Een woord van welkom aan de initiatiefnemers. Fijn dat u bij ons bent. Aan die zijde is er een aantal wisselingen geweest, maar de ondersteuning in vak-K is gelijk gebleven, namelijk Elwin Wolters en mevrouw Meike Hellevoort, medewerkers bij respectievelijk de PvdA- en de Groenlinksfractie. Tevens heet ik de minister van Sociale Zaken en Werkgelegenheid van harte welkom. Zij functioneert vanavond als adviseur van de Kamer.
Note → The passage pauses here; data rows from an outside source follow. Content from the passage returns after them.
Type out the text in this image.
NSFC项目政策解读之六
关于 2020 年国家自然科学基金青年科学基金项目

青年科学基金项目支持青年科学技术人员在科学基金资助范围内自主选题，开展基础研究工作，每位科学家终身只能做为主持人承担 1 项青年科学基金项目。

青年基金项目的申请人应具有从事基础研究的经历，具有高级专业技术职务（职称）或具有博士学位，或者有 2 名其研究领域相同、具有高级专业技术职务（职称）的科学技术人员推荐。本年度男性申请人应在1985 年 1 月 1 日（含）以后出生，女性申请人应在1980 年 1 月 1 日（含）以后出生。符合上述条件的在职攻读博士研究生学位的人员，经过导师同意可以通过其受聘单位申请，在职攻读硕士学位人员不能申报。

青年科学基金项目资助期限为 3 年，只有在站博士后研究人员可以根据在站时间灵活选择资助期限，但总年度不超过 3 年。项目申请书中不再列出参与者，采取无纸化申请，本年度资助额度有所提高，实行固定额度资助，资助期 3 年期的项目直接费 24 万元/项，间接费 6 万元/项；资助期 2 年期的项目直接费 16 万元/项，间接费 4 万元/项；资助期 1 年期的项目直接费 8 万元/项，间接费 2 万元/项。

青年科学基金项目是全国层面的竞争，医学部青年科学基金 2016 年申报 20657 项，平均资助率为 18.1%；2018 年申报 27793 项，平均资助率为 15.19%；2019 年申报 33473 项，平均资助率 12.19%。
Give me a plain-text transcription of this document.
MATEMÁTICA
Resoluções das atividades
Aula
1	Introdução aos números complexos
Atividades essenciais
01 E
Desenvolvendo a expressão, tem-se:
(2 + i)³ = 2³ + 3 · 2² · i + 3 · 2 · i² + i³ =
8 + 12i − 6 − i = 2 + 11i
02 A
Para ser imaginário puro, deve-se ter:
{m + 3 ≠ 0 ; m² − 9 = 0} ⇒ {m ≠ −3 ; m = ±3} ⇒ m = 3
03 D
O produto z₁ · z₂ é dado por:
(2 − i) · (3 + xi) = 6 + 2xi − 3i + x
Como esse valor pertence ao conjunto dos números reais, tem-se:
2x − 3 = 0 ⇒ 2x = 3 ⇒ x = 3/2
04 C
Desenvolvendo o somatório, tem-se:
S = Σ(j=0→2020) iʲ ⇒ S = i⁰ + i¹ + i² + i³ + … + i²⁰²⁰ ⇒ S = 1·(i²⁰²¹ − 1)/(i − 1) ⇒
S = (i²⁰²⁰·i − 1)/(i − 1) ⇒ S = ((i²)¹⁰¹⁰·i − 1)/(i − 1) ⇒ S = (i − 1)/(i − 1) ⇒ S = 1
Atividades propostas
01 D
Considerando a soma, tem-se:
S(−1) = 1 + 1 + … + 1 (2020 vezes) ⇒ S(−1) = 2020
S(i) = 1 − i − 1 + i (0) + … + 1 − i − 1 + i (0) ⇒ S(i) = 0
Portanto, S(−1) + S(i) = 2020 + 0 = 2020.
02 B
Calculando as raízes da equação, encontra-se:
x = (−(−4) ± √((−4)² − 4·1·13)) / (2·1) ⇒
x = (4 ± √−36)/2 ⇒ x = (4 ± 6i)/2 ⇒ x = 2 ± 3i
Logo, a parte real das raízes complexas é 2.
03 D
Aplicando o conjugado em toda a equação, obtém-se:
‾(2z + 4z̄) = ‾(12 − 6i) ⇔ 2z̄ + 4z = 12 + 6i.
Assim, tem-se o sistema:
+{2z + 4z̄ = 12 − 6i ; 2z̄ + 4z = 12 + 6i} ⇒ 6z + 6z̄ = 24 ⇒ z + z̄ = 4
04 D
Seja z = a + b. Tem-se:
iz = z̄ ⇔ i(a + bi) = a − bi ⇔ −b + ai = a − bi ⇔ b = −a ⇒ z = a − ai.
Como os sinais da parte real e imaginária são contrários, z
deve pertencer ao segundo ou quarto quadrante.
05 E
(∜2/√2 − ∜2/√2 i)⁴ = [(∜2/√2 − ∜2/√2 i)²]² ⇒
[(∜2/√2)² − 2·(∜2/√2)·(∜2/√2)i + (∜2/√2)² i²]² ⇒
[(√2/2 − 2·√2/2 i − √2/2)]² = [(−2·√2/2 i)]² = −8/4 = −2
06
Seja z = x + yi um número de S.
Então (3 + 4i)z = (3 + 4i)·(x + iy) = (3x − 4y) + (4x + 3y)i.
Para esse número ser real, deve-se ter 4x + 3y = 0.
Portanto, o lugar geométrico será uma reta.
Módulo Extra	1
In het debat hiervoor refereerde zij aan een commissiedebat; daarvan zei ze: het voelt als lang geleden. Nou, de eerste termijn van de zijde van de Kamer vond plaats op 9 september 2020 en de beantwoording in eerste termijn vond plaats op 11 november 2021, maar het tempo gaat toch langzaam omhoog. We zijn vanavond dan ook toe aan de tweede termijn van de zijde van de Kamer. Ik ga ervan uit dat we vanavond de wetsbehandeling in haar geheel kunnen afronden.

De algemene beraadslaging wordt hervat.

De voorzitter:
Daarom geef ik graag het woord aan de heer Van Kent, die zal spreken namens de fractie van de Socialistische Partij. Het woord is aan hem.

De heer Van Kent (SP):
Dank daarvoor, voorzitter. Ik heb me ook laten vertellen dat de wet er al in 2017 lag. Kunt u nagaan!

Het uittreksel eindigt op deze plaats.